Data availability statement
No data are available. Due to the nature of the research and the use of confidential data, we do not have permission to distribute supporting data. The original data were made available from the Norwegian Hip Fracture Register (NHFR), the Norwegian Control and Payment of Health Reimbursements Database (KUHR), the Norwegian Patient Registry (NPR) and Statistics Norway under licence for the current study, and with an exemption from the duty of confidentiality for involved researchers (granted by the Regional Committees for Medical and Health Research Ethics (REK)) for data from NHFR, KUHR and NPR, and by Statistics Norway for their data. However, any researcher with approval of an exemption from professional secrecy requirements for the use of personal health data in research from the REK would be able to create an almost identical (updated) dataset by applying to NHFR, NPR, KUHR and Statistics Norway.

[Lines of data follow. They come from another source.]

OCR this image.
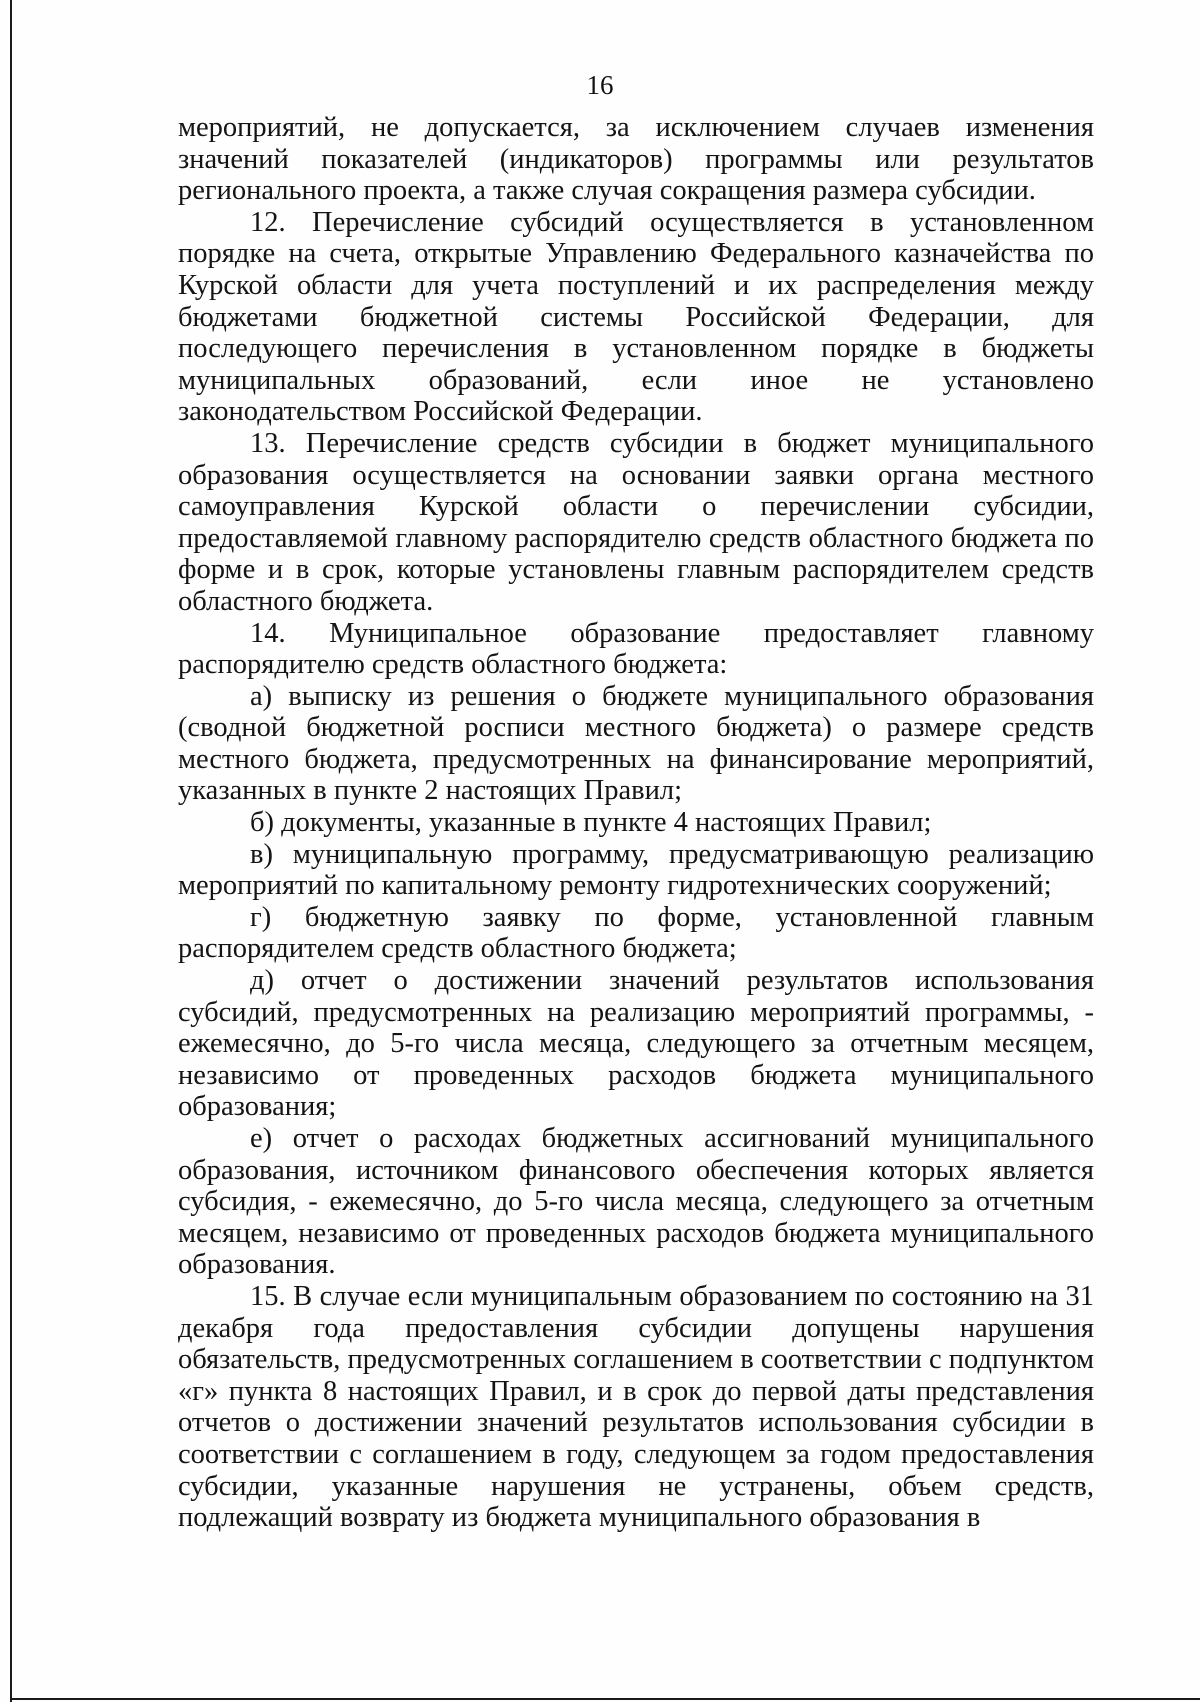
16

мероприятий, не допускается, за исключением случаев изменения значений показателей (индикаторов) программы или результатов регионального проекта, а также случая сокращения размера субсидии.

12. Перечисление субсидий осуществляется в установленном порядке на счета, открытые Управлению Федерального казначейства по Курской области для учета поступлений и их распределения между бюджетами бюджетной системы Российской Федерации, для последующего перечисления в установленном порядке в бюджеты муниципальных образований, если иное не установлено законодательством Российской Федерации.

13. Перечисление средств субсидии в бюджет муниципального образования осуществляется на основании заявки органа местного самоуправления Курской области о перечислении субсидии, предоставляемой главному распорядителю средств областного бюджета по форме и в срок, которые установлены главным распорядителем средств областного бюджета.

14. Муниципальное образование предоставляет главному распорядителю средств областного бюджета:

а) выписку из решения о бюджете муниципального образования (сводной бюджетной росписи местного бюджета) о размере средств местного бюджета, предусмотренных на финансирование мероприятий, указанных в пункте 2 настоящих Правил;

б) документы, указанные в пункте 4 настоящих Правил;

в) муниципальную программу, предусматривающую реализацию мероприятий по капитальному ремонту гидротехнических сооружений;

г) бюджетную заявку по форме, установленной главным распорядителем средств областного бюджета;

д) отчет о достижении значений результатов использования субсидий, предусмотренных на реализацию мероприятий программы, - ежемесячно, до 5-го числа месяца, следующего за отчетным месяцем, независимо от проведенных расходов бюджета муниципального образования;

е) отчет о расходах бюджетных ассигнований муниципального образования, источником финансового обеспечения которых является субсидия, - ежемесячно, до 5-го числа месяца, следующего за отчетным месяцем, независимо от проведенных расходов бюджета муниципального образования.

15. В случае если муниципальным образованием по состоянию на 31 декабря года предоставления субсидии допущены нарушения обязательств, предусмотренных соглашением в соответствии с подпунктом «г» пункта 8 настоящих Правил, и в срок до первой даты представления отчетов о достижении значений результатов использования субсидии в соответствии с соглашением в году, следующем за годом предоставления субсидии, указанные нарушения не устранены, объем средств, подлежащий возврату из бюджета муниципального образования в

The corresponding author can provide insight into data and clarify analytical questions on demand.
Ethics statements
Patient consent for publication
Ethics approval
The project was approved and exempted from the duty of confidentiality (REK 2018/1955) by the Northern Norway Regional Committee for Medical and Health Research Ethics. In accordance with the EU General Data Protection Regulation (GDPR), a data integrity assessment was conducted. The NHFR has a licence from the Norwegian Data Protection Authority (reference numbers 2004/1658-2 SVE/-, issued on 3 January 2005).
Acknowledgments
We are grateful to the former director of the Centre for Clinical Evaluation and Documentation (SKDE), Professor Barthold Vonen, for initiating this project; to Beate Hauglann, senior scientist at SKDE, for crucial help in the conceptual phase of the project and in facilitating the formal application processes required; to Heidi Talsethagen, senior legal advisor at SKDE, for valuable help regarding GDPR regulations for the application; to Kristel Guldhaugen for valuable help in the process of facilitating data for analysis and preparing figures; and to Mai-Helen Walsnes, patient representative, for inspiring interest in our research and useful comments during the project. A special thank you to the orthopaedic surgeons reporting data to the Norwegian Hip Fracture Register and the patients for reporting their outcomes and making this study possible.